Sullo sfondo c’è il mondo intorno, che si fa racconto sociale: il documentario entra in una scuola indiana, guarda i bambini, riprende una classe molto numerosa in cui i piccoli cantano una canzone nazionale sulla grandezza della Madre India. “Chi entrerà nell’esercito?”, chiede il maestro, e tutti alzano la mano.

Alla fine vediamo madre e figlio incastonati nell’ambiente indiano, brullo e bagnato da un fiume, e la donna racconta al bambino la storia dei ribelli come fosse una fiaba: “Eravamo in guerra contro la polizia per aiutare la gente comune – dice -. I poveri dovrebbero governare il Paese, serve la democrazia”. La militanza è una storia da raccontare, tramandata alla prole, ma allo stesso tempo una favola vera che invita al pensiero critico e diventa educazione politica, così i bambini metteranno in dubbio il potere costituito domani.

Rinaldi, Hanes e Rothe portano qui la loro idea di documentario: lontane da molti doc dell’oggi, che tentano di instillare un giudizio in chi guarda di fatto sottovalutandolo, loro si limitano a osservare. La scuola è quella di Wiseman. Catturano il quotidiano, anche l’ovvio e il banale, prendono una storia e la verificano nel tempo, pazienti e tenaci, tornano nello stesso luogo.

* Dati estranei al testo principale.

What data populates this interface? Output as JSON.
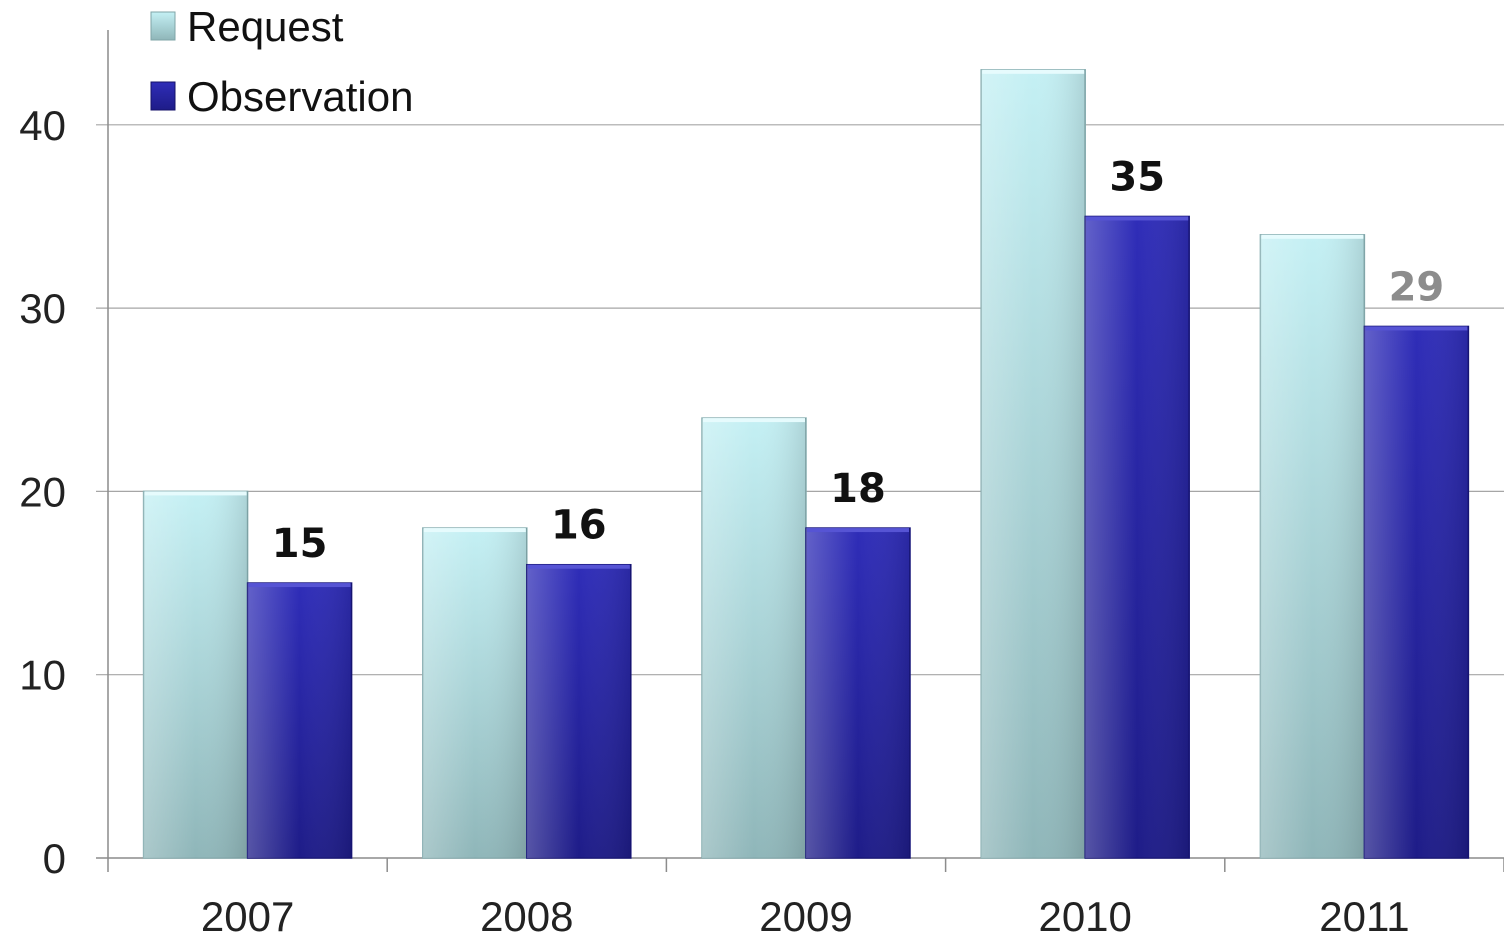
{
  "chart_data": {
    "type": "bar",
    "categories": [
      "2007",
      "2008",
      "2009",
      "2010",
      "2011"
    ],
    "series": [
      {
        "name": "Request",
        "values": [
          20,
          18,
          24,
          43,
          34
        ],
        "color": "#b9e6ec"
      },
      {
        "name": "Observation",
        "values": [
          15,
          16,
          18,
          35,
          29
        ],
        "color": "#2a28a8"
      }
    ],
    "data_labels": {
      "series": "Observation",
      "values": [
        "15",
        "16",
        "18",
        "35",
        "29"
      ],
      "colors": [
        "#111111",
        "#111111",
        "#111111",
        "#111111",
        "#8c8c8c"
      ]
    },
    "title": "",
    "xlabel": "",
    "ylabel": "",
    "ylim": [
      0,
      45
    ],
    "yticks": [
      "0",
      "10",
      "20",
      "30",
      "40"
    ],
    "grid": true,
    "legend": "top-left"
  }
}
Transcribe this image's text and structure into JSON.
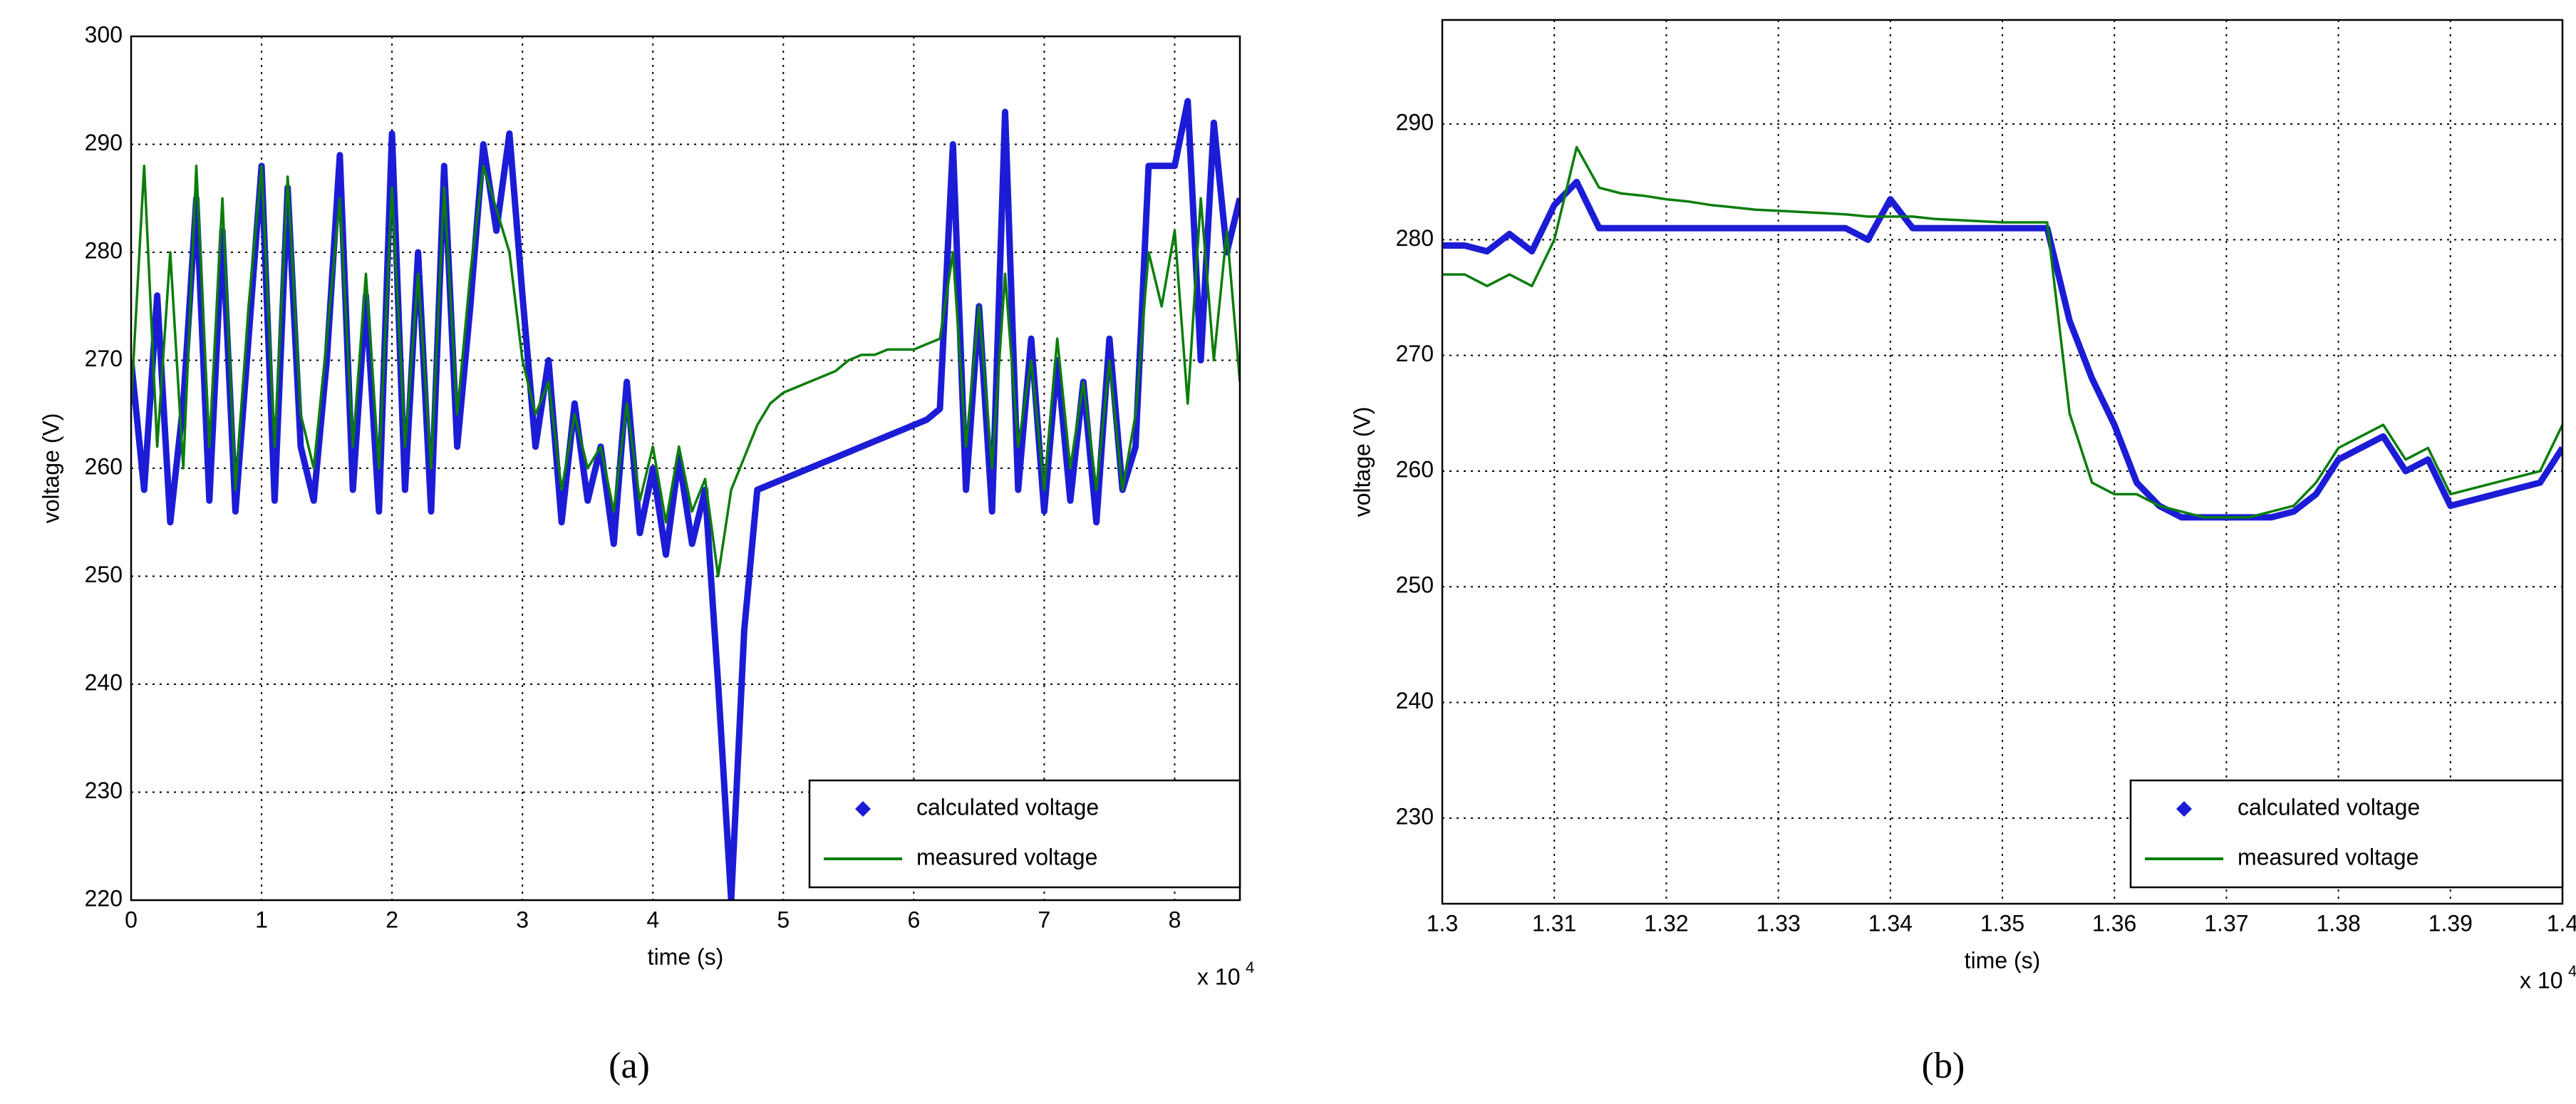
{
  "chart_data": [
    {
      "type": "line",
      "caption": "(a)",
      "xlabel": "time (s)",
      "ylabel": "voltage (V)",
      "x_scale_label": "x 10",
      "x_scale_exponent": "4",
      "xlim": [
        0,
        8.5
      ],
      "xticks": [
        0,
        1,
        2,
        3,
        4,
        5,
        6,
        7,
        8
      ],
      "ylim": [
        220,
        300
      ],
      "yticks": [
        220,
        230,
        240,
        250,
        260,
        270,
        280,
        290,
        300
      ],
      "grid": true,
      "legend": "lower right",
      "x": [
        0.0,
        0.1,
        0.2,
        0.3,
        0.4,
        0.5,
        0.6,
        0.7,
        0.8,
        0.9,
        1.0,
        1.1,
        1.2,
        1.3,
        1.4,
        1.5,
        1.6,
        1.7,
        1.8,
        1.9,
        2.0,
        2.1,
        2.2,
        2.3,
        2.4,
        2.5,
        2.6,
        2.7,
        2.8,
        2.9,
        3.0,
        3.1,
        3.2,
        3.3,
        3.4,
        3.5,
        3.6,
        3.7,
        3.8,
        3.9,
        4.0,
        4.1,
        4.2,
        4.3,
        4.4,
        4.5,
        4.6,
        4.7,
        4.8,
        4.9,
        5.0,
        5.1,
        5.2,
        5.3,
        5.4,
        5.5,
        5.6,
        5.7,
        5.8,
        5.9,
        6.0,
        6.1,
        6.2,
        6.3,
        6.4,
        6.5,
        6.6,
        6.7,
        6.8,
        6.9,
        7.0,
        7.1,
        7.2,
        7.3,
        7.4,
        7.5,
        7.6,
        7.7,
        7.8,
        7.9,
        8.0,
        8.1,
        8.2,
        8.3,
        8.4,
        8.5
      ],
      "series": [
        {
          "name": "calculated voltage",
          "color": "#1c1cd6",
          "values": [
            270,
            258,
            276,
            255,
            266,
            285,
            257,
            282,
            256,
            272,
            288,
            257,
            286,
            262,
            257,
            270,
            289,
            258,
            276,
            256,
            291,
            258,
            280,
            256,
            288,
            262,
            275,
            290,
            282,
            291,
            276,
            262,
            270,
            255,
            266,
            257,
            262,
            253,
            268,
            254,
            260,
            252,
            261,
            253,
            258,
            240,
            220,
            245,
            258,
            258.5,
            259,
            259.5,
            260,
            260.5,
            261,
            261.5,
            262,
            262.5,
            263,
            263.5,
            264,
            264.5,
            265.5,
            290,
            258,
            275,
            256,
            293,
            258,
            272,
            256,
            270,
            257,
            268,
            255,
            272,
            258,
            262,
            288,
            288,
            288,
            294,
            270,
            292,
            280,
            285
          ]
        },
        {
          "name": "measured voltage",
          "color": "#0a7d0a",
          "values": [
            266,
            288,
            262,
            280,
            260,
            288,
            262,
            285,
            258,
            275,
            288,
            262,
            287,
            265,
            260,
            272,
            285,
            262,
            278,
            260,
            286,
            262,
            278,
            260,
            286,
            265,
            278,
            288,
            284,
            280,
            270,
            265,
            268,
            258,
            265,
            260,
            262,
            256,
            266,
            257,
            262,
            255,
            262,
            256,
            259,
            250,
            258,
            261,
            264,
            266,
            267,
            267.5,
            268,
            268.5,
            269,
            270,
            270.5,
            270.5,
            271,
            271,
            271,
            271.5,
            272,
            280,
            262,
            275,
            260,
            278,
            262,
            270,
            258,
            272,
            260,
            268,
            258,
            270,
            258,
            265,
            280,
            275,
            282,
            266,
            285,
            270,
            282,
            268
          ]
        }
      ]
    },
    {
      "type": "line",
      "caption": "(b)",
      "xlabel": "time (s)",
      "ylabel": "voltage (V)",
      "x_scale_label": "x 10",
      "x_scale_exponent": "4",
      "xlim": [
        1.3,
        1.4
      ],
      "xticks": [
        1.3,
        1.31,
        1.32,
        1.33,
        1.34,
        1.35,
        1.36,
        1.37,
        1.38,
        1.39,
        1.4
      ],
      "ylim": [
        222.6,
        299
      ],
      "yticks": [
        230,
        240,
        250,
        260,
        270,
        280,
        290
      ],
      "grid": true,
      "legend": "lower right",
      "x": [
        1.3,
        1.302,
        1.304,
        1.306,
        1.308,
        1.31,
        1.312,
        1.314,
        1.316,
        1.318,
        1.32,
        1.322,
        1.324,
        1.326,
        1.328,
        1.33,
        1.332,
        1.334,
        1.336,
        1.338,
        1.34,
        1.342,
        1.344,
        1.346,
        1.348,
        1.35,
        1.352,
        1.354,
        1.356,
        1.358,
        1.36,
        1.362,
        1.364,
        1.366,
        1.368,
        1.37,
        1.372,
        1.374,
        1.376,
        1.378,
        1.38,
        1.382,
        1.384,
        1.386,
        1.388,
        1.39,
        1.392,
        1.394,
        1.396,
        1.398,
        1.4
      ],
      "series": [
        {
          "name": "calculated voltage",
          "color": "#1c1cd6",
          "values": [
            279.5,
            279.5,
            279,
            280.5,
            279,
            283,
            285,
            281,
            281,
            281,
            281,
            281,
            281,
            281,
            281,
            281,
            281,
            281,
            281,
            280,
            283.5,
            281,
            281,
            281,
            281,
            281,
            281,
            281,
            273,
            268,
            264,
            259,
            257,
            256,
            256,
            256,
            256,
            256,
            256.5,
            258,
            261,
            262,
            263,
            260,
            261,
            257,
            257.5,
            258,
            258.5,
            259,
            262
          ]
        },
        {
          "name": "measured voltage",
          "color": "#0a7d0a",
          "values": [
            277,
            277,
            276,
            277,
            276,
            280,
            288,
            284.5,
            284,
            283.8,
            283.5,
            283.3,
            283,
            282.8,
            282.6,
            282.5,
            282.4,
            282.3,
            282.2,
            282,
            282,
            282,
            281.8,
            281.7,
            281.6,
            281.5,
            281.5,
            281.5,
            265,
            259,
            258,
            258,
            257,
            256.5,
            256,
            256,
            256,
            256.5,
            257,
            259,
            262,
            263,
            264,
            261,
            262,
            258,
            258.5,
            259,
            259.5,
            260,
            264
          ]
        }
      ]
    }
  ]
}
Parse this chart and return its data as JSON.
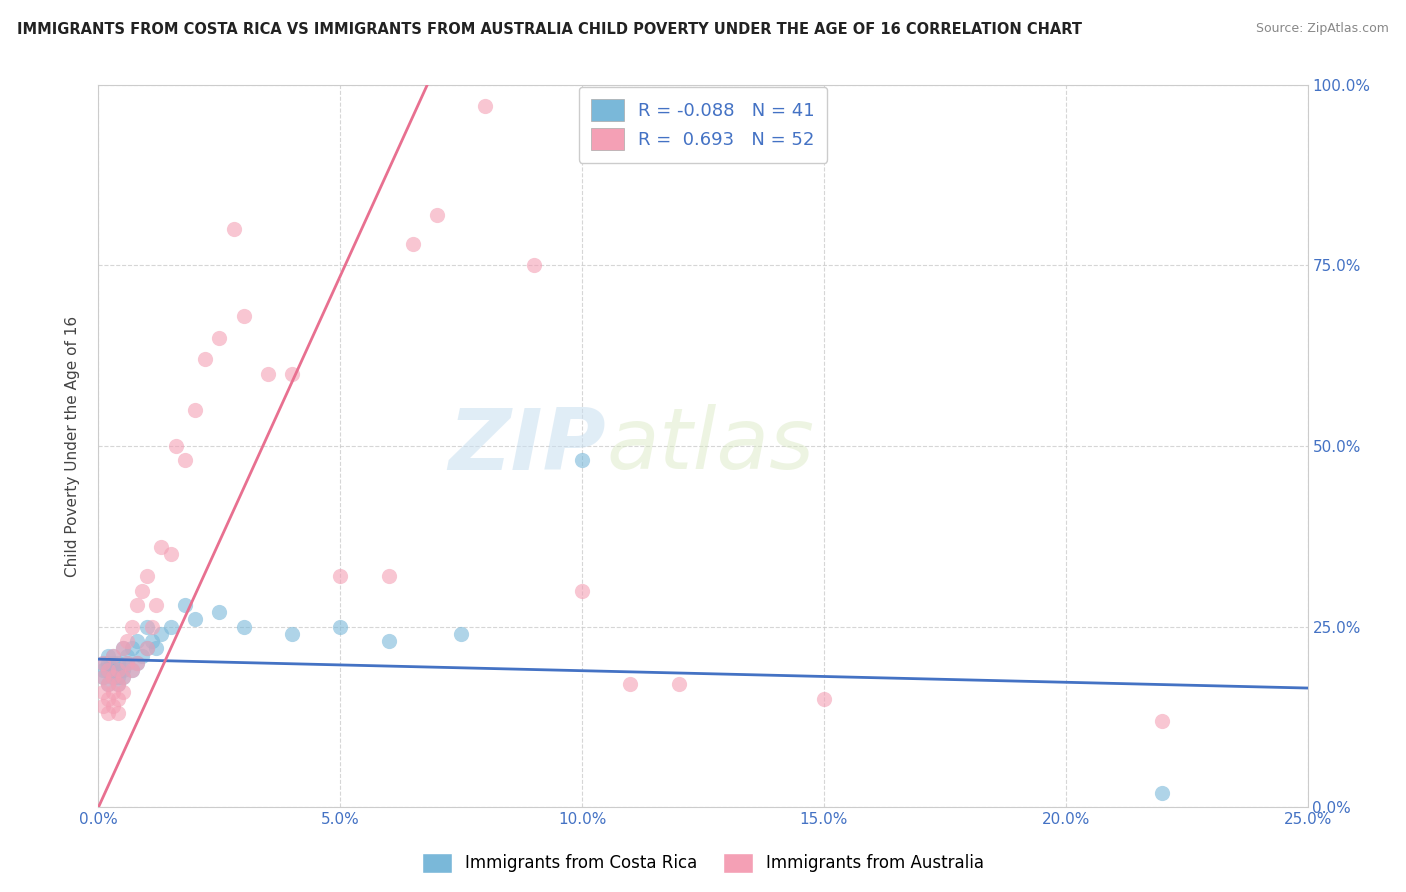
{
  "title": "IMMIGRANTS FROM COSTA RICA VS IMMIGRANTS FROM AUSTRALIA CHILD POVERTY UNDER THE AGE OF 16 CORRELATION CHART",
  "source": "Source: ZipAtlas.com",
  "ylabel": "Child Poverty Under the Age of 16",
  "xlim": [
    0.0,
    0.25
  ],
  "ylim": [
    0.0,
    1.0
  ],
  "xticks": [
    0.0,
    0.05,
    0.1,
    0.15,
    0.2,
    0.25
  ],
  "yticks": [
    0.0,
    0.25,
    0.5,
    0.75,
    1.0
  ],
  "costa_rica_color": "#7ab8d9",
  "australia_color": "#f4a0b5",
  "costa_rica_line_color": "#4472c4",
  "australia_line_color": "#e87090",
  "costa_rica_R": -0.088,
  "costa_rica_N": 41,
  "australia_R": 0.693,
  "australia_N": 52,
  "legend_label_costa_rica": "Immigrants from Costa Rica",
  "legend_label_australia": "Immigrants from Australia",
  "watermark_zip": "ZIP",
  "watermark_atlas": "atlas",
  "background_color": "#ffffff",
  "cr_trend_x0": 0.0,
  "cr_trend_y0": 0.205,
  "cr_trend_x1": 0.25,
  "cr_trend_y1": 0.165,
  "au_trend_x0": 0.0,
  "au_trend_y0": 0.0,
  "au_trend_x1": 0.068,
  "au_trend_y1": 1.0,
  "costa_rica_x": [
    0.001,
    0.001,
    0.001,
    0.002,
    0.002,
    0.002,
    0.002,
    0.003,
    0.003,
    0.003,
    0.003,
    0.004,
    0.004,
    0.004,
    0.004,
    0.005,
    0.005,
    0.005,
    0.006,
    0.006,
    0.007,
    0.007,
    0.008,
    0.008,
    0.009,
    0.01,
    0.01,
    0.011,
    0.012,
    0.013,
    0.015,
    0.018,
    0.02,
    0.025,
    0.03,
    0.04,
    0.05,
    0.06,
    0.075,
    0.1,
    0.22
  ],
  "costa_rica_y": [
    0.18,
    0.19,
    0.2,
    0.17,
    0.19,
    0.2,
    0.21,
    0.18,
    0.19,
    0.2,
    0.21,
    0.17,
    0.18,
    0.19,
    0.2,
    0.18,
    0.19,
    0.22,
    0.2,
    0.21,
    0.19,
    0.22,
    0.2,
    0.23,
    0.21,
    0.22,
    0.25,
    0.23,
    0.22,
    0.24,
    0.25,
    0.28,
    0.26,
    0.27,
    0.25,
    0.24,
    0.25,
    0.23,
    0.24,
    0.48,
    0.02
  ],
  "australia_x": [
    0.001,
    0.001,
    0.001,
    0.001,
    0.002,
    0.002,
    0.002,
    0.002,
    0.003,
    0.003,
    0.003,
    0.003,
    0.004,
    0.004,
    0.004,
    0.004,
    0.005,
    0.005,
    0.005,
    0.006,
    0.006,
    0.007,
    0.007,
    0.008,
    0.008,
    0.009,
    0.01,
    0.01,
    0.011,
    0.012,
    0.013,
    0.015,
    0.016,
    0.018,
    0.02,
    0.022,
    0.025,
    0.028,
    0.03,
    0.035,
    0.04,
    0.05,
    0.06,
    0.065,
    0.07,
    0.08,
    0.09,
    0.1,
    0.11,
    0.12,
    0.15,
    0.22
  ],
  "australia_y": [
    0.14,
    0.16,
    0.18,
    0.2,
    0.13,
    0.15,
    0.17,
    0.19,
    0.14,
    0.16,
    0.18,
    0.21,
    0.13,
    0.15,
    0.17,
    0.19,
    0.16,
    0.18,
    0.22,
    0.2,
    0.23,
    0.19,
    0.25,
    0.2,
    0.28,
    0.3,
    0.22,
    0.32,
    0.25,
    0.28,
    0.36,
    0.35,
    0.5,
    0.48,
    0.55,
    0.62,
    0.65,
    0.8,
    0.68,
    0.6,
    0.6,
    0.32,
    0.32,
    0.78,
    0.82,
    0.97,
    0.75,
    0.3,
    0.17,
    0.17,
    0.15,
    0.12
  ]
}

Ecco cos’è una ricerca, ecco cos’è un’indagine, fuori dalla velocità del contemporaneo. Con questa peculiare “coproduzione di cervelli”, il film a sei mani tratteggia quindi un memorabile ritratto femminile: una donna inquadrata da donne, e per una volta – senza ricorso a ideologie – la morbidezza nel tocco delle registe sembra influire davvero sul risultato.

Perché A Rifle and a Bag racconta il crepuscolo della militanza, la rinuncia all’idea per amore, l’attivista che sceglie di essere madre malgrado l’ingiustizia resti; ma Somi resta anche un grande personaggio, non certo una perdente, bensì una mamma ribelle che col solo atto di esserci e raccontarsi compone un gesto di resistenza contro lo Stato oppressore.